This week, we released the September edition of our CPYU Monthly Parent Page. . . a subscription-based resource that hundreds of youth workers and churches provide to their parents as a tool to equip them to parent better by understanding how the Gospel speaks to parenting in today’s rapidly changing youth culture. (A subscription costs a measly $5 a month for unlimited rights! You can subscribe here.)
In light of changes taking place in today’s youth culture that are contributing to a crisis in Christian parenting. . . a crisis that is doing anything but facilitating the Christian nurture of our kids. . . I penned the following challenge to parents that appears on page 1 of the 4-page September 2018 edition of our Monthly Parent Page. Parents, perhaps it will help you reboot how you will parent over the coming school year.
School days are upon us and if your family is like most, your kids are involved in all kinds of extra-curricular activities that keep you running from here, to there, to everywhere. If we’re not careful, the school year will come and go so fast that we might get to June and realize we’ve pushed aside or even forgotten that our primary calling as Christian parents is not to serve our kids, but to serve our Lord by making the spiritual nurture of our kids our first priority.
With that in mind, here are four reminders that I trust will help you daily fulfill that nurturing responsibility in ways that will yield spiritual growth in your children and teens.
First, keep the main thing the main thing. I’ve heard it said that a parent’s checkbook and calendar are clear indicators of their parenting priorities. Go ahead and conduct an informal audit of both. Then honestly assess what that audit tells you about what you are communicating to your kids about what is and should be most important in life. Are they learning that following Jesus is just one more activity in a long list of things? Or, are they learning that following Jesus is the over-arching quest in life that should dictate everything else, including how we spend our time and money?
Second, engage in idol-smashing. We might not ever set up and worship a literal golden cow, but the reality is that in today’s culture, there are more idols than ever before that clamor for our attention and allegiance. Idolatry enters into our lives when we take a good and wonderful created thing that’s been given to us by God, and we turn it into an ultimate thing that becomes an object of our worship. James tells us that “every good and perfect gift is from above” (James 1:17). God has given us the goodness of created things not so they will become objects that we worship, but to point to our Creator (the giver of all good things) and spark our ongoing worship of Him. Whether it’s your children, your social standing, your online image, your kids’ grades and achievements, etc. . . “flee from idolatry” (I Corinthians 10:14).

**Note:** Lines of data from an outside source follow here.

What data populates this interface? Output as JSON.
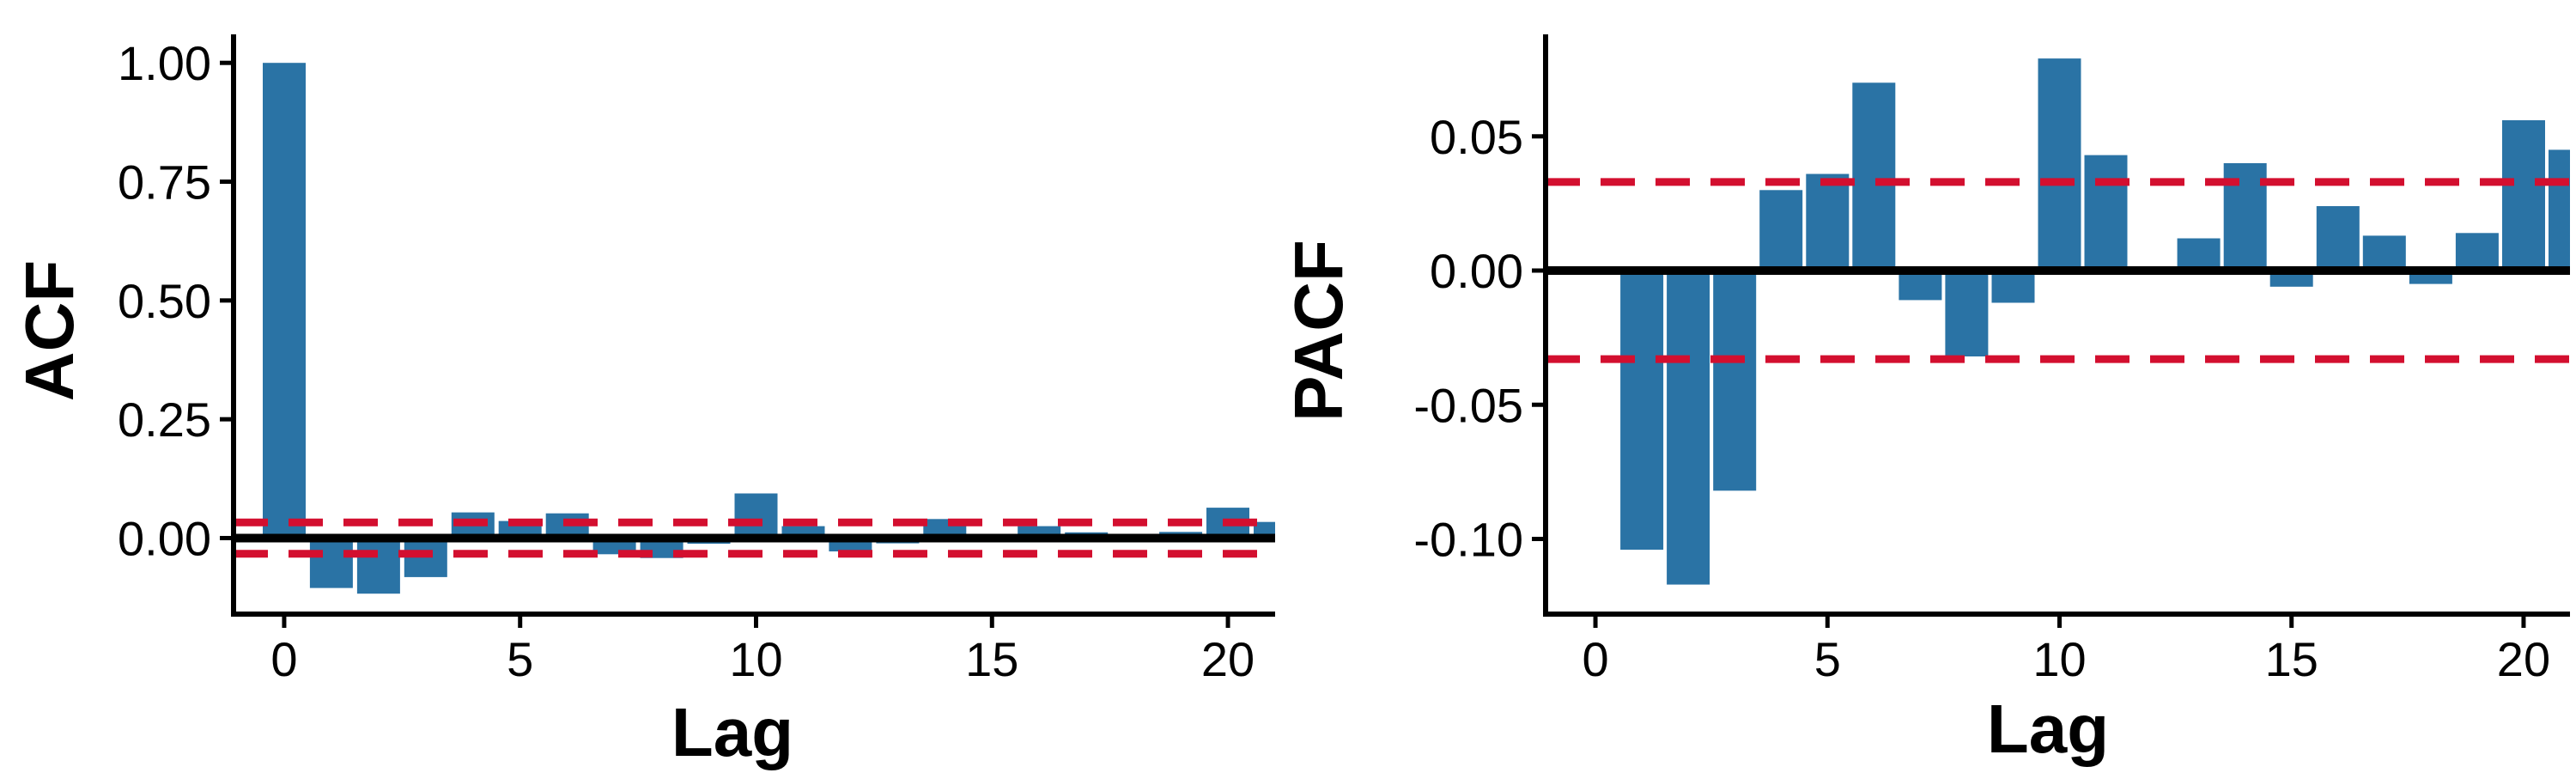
{
  "colors": {
    "bar": "#2a73a5",
    "zero_line": "#000000",
    "bound": "#d30f2f",
    "axis": "#000000",
    "background": "#ffffff"
  },
  "chart_data": [
    {
      "type": "bar",
      "xlabel": "Lag",
      "ylabel": "ACF",
      "x": [
        0,
        1,
        2,
        3,
        4,
        5,
        6,
        7,
        8,
        9,
        10,
        11,
        12,
        13,
        14,
        15,
        16,
        17,
        18,
        19,
        20,
        21
      ],
      "values": [
        1.0,
        -0.105,
        -0.117,
        -0.082,
        0.054,
        0.036,
        0.052,
        -0.034,
        -0.042,
        -0.012,
        0.094,
        0.025,
        -0.028,
        -0.011,
        0.04,
        -0.007,
        0.025,
        0.012,
        -0.006,
        0.013,
        0.064,
        0.034
      ],
      "confidence_bound": 0.033,
      "xlim": [
        -1,
        21
      ],
      "ylim": [
        -0.16,
        1.06
      ],
      "xticks": [
        "0",
        "5",
        "10",
        "15",
        "20"
      ],
      "yticks": [
        "0.00",
        "0.25",
        "0.50",
        "0.75",
        "1.00"
      ],
      "grid": false,
      "legend": "none"
    },
    {
      "type": "bar",
      "xlabel": "Lag",
      "ylabel": "PACF",
      "x": [
        1,
        2,
        3,
        4,
        5,
        6,
        7,
        8,
        9,
        10,
        11,
        12,
        13,
        14,
        15,
        16,
        17,
        18,
        19,
        20,
        21
      ],
      "values": [
        -0.104,
        -0.117,
        -0.082,
        0.03,
        0.036,
        0.07,
        -0.011,
        -0.032,
        -0.012,
        0.079,
        0.043,
        0.0,
        0.012,
        0.04,
        -0.006,
        0.024,
        0.013,
        -0.005,
        0.014,
        0.056,
        0.045
      ],
      "confidence_bound": 0.033,
      "xlim": [
        -1,
        21
      ],
      "ylim": [
        -0.128,
        0.088
      ],
      "xticks": [
        "0",
        "5",
        "10",
        "15",
        "20"
      ],
      "yticks": [
        "-0.10",
        "-0.05",
        "0.00",
        "0.05"
      ],
      "grid": false,
      "legend": "none"
    }
  ]
}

Third, teach your kids to integrate their faith into all of life. God calls us to follow Him in every nook, cranny, and square inch of life. Paul Tripp writes, “If you’re God’s child, the gospel isn’t an aspect of your life, it is your life; that is, it is the window through which you look at everything.” Tripp challenges us to see the Gospel not only as an entry point (coming to faith) and an exit point (going to heaven), but as something for the here and now that should shape our identity, pursuits, and struggles. Are you teaching your kids how to integrate their faith into their academics, vocation, relationships, play, and everything else in life?
Finally, force. . . yes force. . . your kids to rest. Research points to the many ways in which over-scheduling and the pressures of life are leading kids into a constant state of anxiety and stress. Perhaps a long-overdue counter-cultural approach that’s obedient to the Lord’s commands is what’s needed. God made us for a rhythm of work and rest. Our bodies, minds, and spirits need to shut down regularly. Your kids need nine hours of uninterrupted sleep each and every night. We need a weekly Sabbath rest. And family vacations and time off are needed for rest and replenishment.
As the school year begins, why not seize it as a fresh start for your parenting priorities and practices?